In fact, the Los Angeles LGBT Center owns and operates one of the most striking examples of intergenerational living in the United States. Its Anita May Rosenstein Campus, off Santa Monica Boulevard in Hollywood, is billed as the “first intergenerational facility serving L.G.B.T. seniors and youth.” Nearing completion in late August, the cluster of buildings — white concrete boxes and expanses of glass, punctuated by a series of courtyards and plazas — was designed by Leong Leong (a bicoastal firm) and the Los Angeles-based KFA Architects & Planning.
Separate from the seniors’ apartments are 25 new supportive housing units for young people. The center’s chief executive, Lorri L. Jean, said that they were a priority for the organization, because 40 percent of Los Angeles’s homeless youth are L.G.B.T., and that L.G.B.T. seniors were a priority because many who had ended up in more mainstream housing “experienced enormous homophobia from the other residents.”

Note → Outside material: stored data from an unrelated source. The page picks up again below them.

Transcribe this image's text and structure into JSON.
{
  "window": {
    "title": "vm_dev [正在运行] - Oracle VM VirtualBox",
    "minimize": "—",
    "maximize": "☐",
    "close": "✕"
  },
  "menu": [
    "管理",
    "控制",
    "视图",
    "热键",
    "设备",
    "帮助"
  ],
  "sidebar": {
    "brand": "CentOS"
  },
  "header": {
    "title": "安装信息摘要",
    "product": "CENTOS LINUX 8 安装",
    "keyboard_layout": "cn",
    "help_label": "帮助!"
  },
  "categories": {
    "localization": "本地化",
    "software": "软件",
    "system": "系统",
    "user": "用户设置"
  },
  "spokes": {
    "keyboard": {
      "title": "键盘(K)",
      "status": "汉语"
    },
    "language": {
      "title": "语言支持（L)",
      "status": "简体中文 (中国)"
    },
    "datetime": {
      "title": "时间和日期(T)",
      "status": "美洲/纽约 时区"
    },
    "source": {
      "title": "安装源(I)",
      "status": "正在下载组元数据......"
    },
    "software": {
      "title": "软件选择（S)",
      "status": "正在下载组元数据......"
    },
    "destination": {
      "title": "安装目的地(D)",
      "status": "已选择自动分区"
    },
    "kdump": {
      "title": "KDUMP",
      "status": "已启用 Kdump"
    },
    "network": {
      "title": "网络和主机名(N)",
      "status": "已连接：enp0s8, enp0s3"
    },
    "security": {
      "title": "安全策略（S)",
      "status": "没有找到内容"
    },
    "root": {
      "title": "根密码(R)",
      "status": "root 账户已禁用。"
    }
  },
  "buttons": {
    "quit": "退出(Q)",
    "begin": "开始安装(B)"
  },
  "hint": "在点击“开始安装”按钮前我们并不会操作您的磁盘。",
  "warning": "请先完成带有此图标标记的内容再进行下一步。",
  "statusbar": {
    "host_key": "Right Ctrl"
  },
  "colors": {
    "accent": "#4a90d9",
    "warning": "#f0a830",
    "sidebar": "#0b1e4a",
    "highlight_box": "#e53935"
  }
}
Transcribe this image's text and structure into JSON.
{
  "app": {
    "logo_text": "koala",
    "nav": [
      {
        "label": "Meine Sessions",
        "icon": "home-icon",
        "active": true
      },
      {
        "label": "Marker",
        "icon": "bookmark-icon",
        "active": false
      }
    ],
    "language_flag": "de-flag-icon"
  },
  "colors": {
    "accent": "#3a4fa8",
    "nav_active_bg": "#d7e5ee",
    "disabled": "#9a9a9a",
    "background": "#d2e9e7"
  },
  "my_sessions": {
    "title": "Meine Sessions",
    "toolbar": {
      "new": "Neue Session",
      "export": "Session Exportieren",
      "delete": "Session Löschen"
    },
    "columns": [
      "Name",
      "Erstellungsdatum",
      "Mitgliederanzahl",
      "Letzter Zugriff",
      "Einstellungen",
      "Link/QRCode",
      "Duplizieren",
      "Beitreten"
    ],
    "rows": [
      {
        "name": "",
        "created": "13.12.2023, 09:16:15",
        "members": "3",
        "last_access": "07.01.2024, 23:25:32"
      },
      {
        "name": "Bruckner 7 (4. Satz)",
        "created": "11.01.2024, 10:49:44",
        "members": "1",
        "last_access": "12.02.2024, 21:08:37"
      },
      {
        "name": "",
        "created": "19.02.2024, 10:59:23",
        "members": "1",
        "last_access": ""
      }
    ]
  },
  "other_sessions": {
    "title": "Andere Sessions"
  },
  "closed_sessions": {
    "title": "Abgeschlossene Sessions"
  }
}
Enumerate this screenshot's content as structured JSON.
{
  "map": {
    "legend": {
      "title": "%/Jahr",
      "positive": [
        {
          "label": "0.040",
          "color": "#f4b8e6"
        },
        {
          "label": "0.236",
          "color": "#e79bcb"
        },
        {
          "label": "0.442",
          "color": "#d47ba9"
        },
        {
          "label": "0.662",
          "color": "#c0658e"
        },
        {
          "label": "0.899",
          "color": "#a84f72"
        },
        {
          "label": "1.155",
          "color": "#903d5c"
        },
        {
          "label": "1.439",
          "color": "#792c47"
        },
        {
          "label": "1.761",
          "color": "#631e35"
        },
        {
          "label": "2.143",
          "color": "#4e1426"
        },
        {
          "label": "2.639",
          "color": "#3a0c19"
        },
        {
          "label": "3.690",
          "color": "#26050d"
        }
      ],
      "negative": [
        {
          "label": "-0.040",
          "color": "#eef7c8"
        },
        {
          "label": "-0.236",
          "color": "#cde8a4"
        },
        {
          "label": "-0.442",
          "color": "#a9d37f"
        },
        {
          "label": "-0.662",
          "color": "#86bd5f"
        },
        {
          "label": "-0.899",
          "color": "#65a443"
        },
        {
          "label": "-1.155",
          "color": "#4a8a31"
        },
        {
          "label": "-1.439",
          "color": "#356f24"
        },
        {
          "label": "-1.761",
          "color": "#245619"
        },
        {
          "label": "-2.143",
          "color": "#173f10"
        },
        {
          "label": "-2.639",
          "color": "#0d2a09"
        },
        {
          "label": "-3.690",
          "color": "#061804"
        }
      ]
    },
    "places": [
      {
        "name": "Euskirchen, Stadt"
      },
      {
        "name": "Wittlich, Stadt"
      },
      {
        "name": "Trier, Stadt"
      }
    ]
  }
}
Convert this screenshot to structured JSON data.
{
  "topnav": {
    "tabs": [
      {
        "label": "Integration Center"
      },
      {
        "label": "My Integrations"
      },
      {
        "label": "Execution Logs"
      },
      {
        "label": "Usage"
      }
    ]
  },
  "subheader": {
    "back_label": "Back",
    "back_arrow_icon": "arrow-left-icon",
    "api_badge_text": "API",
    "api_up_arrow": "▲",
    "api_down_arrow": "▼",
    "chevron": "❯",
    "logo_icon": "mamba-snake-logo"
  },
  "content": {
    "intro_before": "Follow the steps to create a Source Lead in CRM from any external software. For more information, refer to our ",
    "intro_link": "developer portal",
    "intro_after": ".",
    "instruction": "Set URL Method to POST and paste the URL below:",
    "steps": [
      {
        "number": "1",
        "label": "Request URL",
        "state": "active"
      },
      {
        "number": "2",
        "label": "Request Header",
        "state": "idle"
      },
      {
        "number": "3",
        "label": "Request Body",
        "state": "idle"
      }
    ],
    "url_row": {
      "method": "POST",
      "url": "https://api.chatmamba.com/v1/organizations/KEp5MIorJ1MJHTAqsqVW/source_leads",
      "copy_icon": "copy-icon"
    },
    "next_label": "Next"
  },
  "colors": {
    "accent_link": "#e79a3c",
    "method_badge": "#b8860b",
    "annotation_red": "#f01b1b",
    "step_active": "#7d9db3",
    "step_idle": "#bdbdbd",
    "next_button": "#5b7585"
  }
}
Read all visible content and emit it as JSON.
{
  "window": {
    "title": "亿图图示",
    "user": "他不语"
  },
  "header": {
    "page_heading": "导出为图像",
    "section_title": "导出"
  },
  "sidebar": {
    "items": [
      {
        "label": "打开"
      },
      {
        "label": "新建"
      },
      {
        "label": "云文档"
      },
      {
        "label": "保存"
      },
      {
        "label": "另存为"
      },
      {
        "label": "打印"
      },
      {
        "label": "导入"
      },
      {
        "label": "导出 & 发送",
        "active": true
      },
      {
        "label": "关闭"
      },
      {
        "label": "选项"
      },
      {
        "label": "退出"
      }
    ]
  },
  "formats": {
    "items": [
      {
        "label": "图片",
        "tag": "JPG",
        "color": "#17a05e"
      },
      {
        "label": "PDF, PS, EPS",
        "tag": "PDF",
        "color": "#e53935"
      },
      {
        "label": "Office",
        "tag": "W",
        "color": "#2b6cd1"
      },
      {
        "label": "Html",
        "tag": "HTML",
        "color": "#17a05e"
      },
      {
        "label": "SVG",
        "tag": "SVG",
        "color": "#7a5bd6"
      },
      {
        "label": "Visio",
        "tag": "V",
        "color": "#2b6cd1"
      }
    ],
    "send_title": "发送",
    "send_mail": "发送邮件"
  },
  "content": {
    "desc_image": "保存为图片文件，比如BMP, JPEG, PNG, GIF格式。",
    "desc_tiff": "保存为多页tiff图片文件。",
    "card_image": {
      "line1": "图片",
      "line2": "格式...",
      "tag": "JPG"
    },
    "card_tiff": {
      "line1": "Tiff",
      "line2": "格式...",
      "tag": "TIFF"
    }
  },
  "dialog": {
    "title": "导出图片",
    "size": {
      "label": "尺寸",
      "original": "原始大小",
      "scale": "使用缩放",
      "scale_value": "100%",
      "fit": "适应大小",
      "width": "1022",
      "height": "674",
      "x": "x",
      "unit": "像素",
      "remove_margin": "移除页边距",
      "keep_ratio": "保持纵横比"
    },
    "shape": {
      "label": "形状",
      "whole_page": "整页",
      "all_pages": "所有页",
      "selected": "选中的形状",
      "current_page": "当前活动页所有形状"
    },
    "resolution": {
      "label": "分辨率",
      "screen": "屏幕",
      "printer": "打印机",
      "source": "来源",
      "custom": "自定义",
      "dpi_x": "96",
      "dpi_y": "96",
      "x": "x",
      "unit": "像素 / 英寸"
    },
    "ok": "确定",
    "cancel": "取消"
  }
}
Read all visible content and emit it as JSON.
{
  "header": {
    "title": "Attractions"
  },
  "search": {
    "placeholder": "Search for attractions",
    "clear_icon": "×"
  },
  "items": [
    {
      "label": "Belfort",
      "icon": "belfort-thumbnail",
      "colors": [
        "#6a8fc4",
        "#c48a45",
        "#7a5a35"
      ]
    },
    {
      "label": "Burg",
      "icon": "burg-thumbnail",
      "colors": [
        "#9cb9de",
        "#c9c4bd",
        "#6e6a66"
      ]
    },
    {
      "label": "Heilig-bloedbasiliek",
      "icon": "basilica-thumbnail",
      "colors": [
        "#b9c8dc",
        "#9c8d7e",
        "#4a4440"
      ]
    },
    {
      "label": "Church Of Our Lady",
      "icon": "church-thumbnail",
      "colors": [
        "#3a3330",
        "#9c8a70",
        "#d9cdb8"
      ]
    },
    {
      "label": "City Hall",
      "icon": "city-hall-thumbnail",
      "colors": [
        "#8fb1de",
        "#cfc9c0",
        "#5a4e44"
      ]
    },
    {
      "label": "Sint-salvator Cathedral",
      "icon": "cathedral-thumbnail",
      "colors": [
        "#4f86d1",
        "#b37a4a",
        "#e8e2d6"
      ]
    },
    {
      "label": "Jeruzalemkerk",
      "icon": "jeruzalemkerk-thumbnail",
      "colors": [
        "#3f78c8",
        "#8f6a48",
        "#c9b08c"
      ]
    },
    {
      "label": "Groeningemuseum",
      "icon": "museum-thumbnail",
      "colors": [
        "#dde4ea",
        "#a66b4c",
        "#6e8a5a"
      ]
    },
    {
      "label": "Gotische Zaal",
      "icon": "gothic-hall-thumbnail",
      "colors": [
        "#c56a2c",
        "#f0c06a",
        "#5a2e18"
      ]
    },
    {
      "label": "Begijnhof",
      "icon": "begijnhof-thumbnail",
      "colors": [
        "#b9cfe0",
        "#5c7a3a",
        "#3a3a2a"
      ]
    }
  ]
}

While the need was clear, less obvious was the idea that younger and older residents, housed in separate buildings, would benefit by spending time together. Despite Covid-19 restrictions, the LGBT Center in Los Angeles has been running a culinary arts training program that prepares both populations for restaurant jobs. Other intergenerational activities, put on hold by the pandemic, include yoga, photography workshops in which young and old participants work together on assignments, and sessions in which participants share their stories of coming out.
Ms. Jean explained the logic of the center’s intergenerational strategy: “L.G.B.T. seniors are four times more likely than their straight counterparts to live alone. And they have no family to support them. And a lot of these youth have lost their families. And so we have this thought of creating families of choice that can help each other.”
Of course, it’s not only L.G.B.T.Q. people who depend on families of choice. To some extent, we all do. And families, by definition, are intergenerational. So the familiar observation that boomers are in denial about aging shouldn’t necessarily be written off as yet another example of archetypal self-absorption. It could be read as a signal that a systemic redesign is long overdue.
As Mr. Viola framed it: “We did dozens and dozens of interviews with folks 60 and over, and everybody was approaching this next life stage with such excitement and optimism. And it felt like, why isn’t someone trying to bottle that energy and create something that celebrates this part of life?”